El giro inesperado en el consumo de alcohol en EE.UU.

Un breve intercambio entre el gobernador de California, Gavin Newsom, y el comentarista conservador Charlie Kirk durante un podcast en marzo de 2023 desató una tendencia que está redefiniendo los hábitos de consumo en Estados Unidos. Cuando Newsom preguntó a Kirk si bebía, este respondió con un rotundo "no". La respuesta, lejos de ser anecdótica, refleja un cambio cultural en el seno del Partido Republicano, tradicionalmente asociado al consumo de alcohol.

Kirk, conocido por su postura conservadora, explicó que había dejado de beber para "ser más exitoso". Newsom, co-propietario de varias bodegas, respondió con ironía: "Me encanta". Este diálogo, aunque pasó desapercibido para muchos medios, es solo la punta del iceberg de un fenómeno que está sacudiendo a la industria de las bebidas.

Los datos que confirman la tendencia

Según la encuesta anual de hábitos de consumo de Gallup en agosto de 2025, solo el 54% de los estadounidenses afirmaba consumir alcohol, el porcentaje más bajo en casi 90 años. Pero el dato más revelador fue la caída en el consumo entre los republicanos: un 19% menos que hace una década, situándose en el 46%. En cambio, entre los demócratas el consumo se mantuvo estable en el 61%.

Estos números han generado preocupación en la industria, que durante décadas ha vinculado su éxito a marcas como Jack Daniel's o Coors Light, símbolos de la cultura conservadora y rural estadounidense. El Financial Times llegó a titular: "Los republicanos, los abstemios de América".

Figuras influyentes que lideran el cambio

El fenómeno no se limita a datos estadísticos. Varias personalidades clave del espectro conservador han adoptado un estilo de vida sin alcohol:

  • Donald Trump: El expresidente es el teetotaler más visible del Partido Republicano. Aunque en el pasado se le asociaba con el consumo de alcohol, hoy promueve un estilo de vida saludable y evita el alcohol.
  • Tucker Carlson: El expresentador de Fox News es un exalcohólico que lleva más de dos décadas sin probar una gota de alcohol. En su lugar, consume Zyn, un producto de nicotina que ha ganado popularidad entre los conservadores.
  • Joe Rogan: El polémico podcaster, ícono de la derecha alternativa, anunció en 2025 que había dejado el alcohol para adoptar un enfoque más disciplinado en su vida.

Estas figuras, junto a otros líderes conservadores, están normalizando la abstinencia en un grupo que históricamente ha visto el alcohol como parte de su identidad cultural.

¿Por qué los republicanos están dejando el alcohol?

Las razones detrás de este cambio son variadas. Algunos expertos apuntan a un aumento en la conciencia sobre la salud, especialmente entre las generaciones más jóvenes. Otros sugieren que la influencia de movimientos como el "sober curious" —que promueve la reflexión sobre el consumo de alcohol— está calando en el electorado conservador.

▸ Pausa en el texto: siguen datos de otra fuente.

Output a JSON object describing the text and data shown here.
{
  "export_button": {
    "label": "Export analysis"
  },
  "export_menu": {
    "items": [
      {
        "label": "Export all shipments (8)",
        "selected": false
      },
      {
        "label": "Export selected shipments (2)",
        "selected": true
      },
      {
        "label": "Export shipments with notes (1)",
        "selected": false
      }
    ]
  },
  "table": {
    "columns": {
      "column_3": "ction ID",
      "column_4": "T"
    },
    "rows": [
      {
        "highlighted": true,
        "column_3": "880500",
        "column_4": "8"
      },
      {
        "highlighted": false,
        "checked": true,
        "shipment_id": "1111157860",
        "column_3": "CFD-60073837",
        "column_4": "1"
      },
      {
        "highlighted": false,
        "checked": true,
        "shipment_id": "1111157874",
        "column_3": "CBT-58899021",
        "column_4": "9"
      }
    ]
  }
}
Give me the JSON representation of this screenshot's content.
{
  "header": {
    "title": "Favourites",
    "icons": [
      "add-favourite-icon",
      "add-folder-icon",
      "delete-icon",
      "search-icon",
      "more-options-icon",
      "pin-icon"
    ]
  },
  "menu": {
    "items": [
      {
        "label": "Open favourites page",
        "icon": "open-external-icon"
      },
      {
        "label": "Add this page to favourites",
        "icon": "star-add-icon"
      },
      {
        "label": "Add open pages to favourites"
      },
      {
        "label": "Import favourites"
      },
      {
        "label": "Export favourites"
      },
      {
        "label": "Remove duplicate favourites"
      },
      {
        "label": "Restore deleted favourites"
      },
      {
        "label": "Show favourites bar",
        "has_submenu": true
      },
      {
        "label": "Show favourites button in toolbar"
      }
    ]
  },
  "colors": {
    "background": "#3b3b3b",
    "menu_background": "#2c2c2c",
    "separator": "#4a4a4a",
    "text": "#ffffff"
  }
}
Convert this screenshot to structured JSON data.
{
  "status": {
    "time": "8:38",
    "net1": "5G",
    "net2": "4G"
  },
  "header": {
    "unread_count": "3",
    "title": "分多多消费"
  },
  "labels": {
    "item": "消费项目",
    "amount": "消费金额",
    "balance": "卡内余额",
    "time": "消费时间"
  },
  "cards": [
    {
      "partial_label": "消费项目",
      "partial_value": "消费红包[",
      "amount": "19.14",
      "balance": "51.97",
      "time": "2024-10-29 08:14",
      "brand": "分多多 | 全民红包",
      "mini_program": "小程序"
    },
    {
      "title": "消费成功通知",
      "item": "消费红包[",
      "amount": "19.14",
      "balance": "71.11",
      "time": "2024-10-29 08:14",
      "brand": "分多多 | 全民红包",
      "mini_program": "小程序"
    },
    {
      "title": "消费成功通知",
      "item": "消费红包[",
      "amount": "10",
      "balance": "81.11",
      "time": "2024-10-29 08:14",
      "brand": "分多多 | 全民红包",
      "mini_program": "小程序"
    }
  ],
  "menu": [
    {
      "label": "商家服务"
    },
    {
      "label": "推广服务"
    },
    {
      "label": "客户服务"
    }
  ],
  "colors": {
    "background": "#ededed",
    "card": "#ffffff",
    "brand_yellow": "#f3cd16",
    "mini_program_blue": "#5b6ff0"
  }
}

Además, la popularidad de fármacos como Ozempic, que reducen el apetito por el alcohol, ha contribuido a este fenómeno. La industria de las bebidas, que durante años ha temido regulaciones más estrictas por parte de organismos como la OMS, ahora enfrenta un desafío aún mayor: la pérdida de su base de consumidores tradicionales.

"La industria del alcohol ha construido su éxito sobre la idea de que el consumo está ligado a la identidad conservadora. Ahora, ese vínculo se está desvaneciendo", afirma un analista del sector.

Un desafío para la industria

La caída en el consumo entre los republicanos no es solo un dato estadístico; es una amenaza para un sector que ha invertido décadas en posicionar sus marcas como símbolos de la cultura conservadora. Marcas como Budweiser o Miller Lite, históricamente asociadas al Partido Republicano, ahora deben replantearse su estrategia de marketing.

Mientras tanto, la industria intenta adaptarse. Algunas empresas han lanzado líneas de bebidas sin alcohol o con bajo contenido alcohólico, pero el desafío es grande. El alcohol ha sido durante décadas un elemento central en eventos políticos, reuniones familiares y celebraciones conservadoras. ¿Podrá la industria reinventarse a tiempo?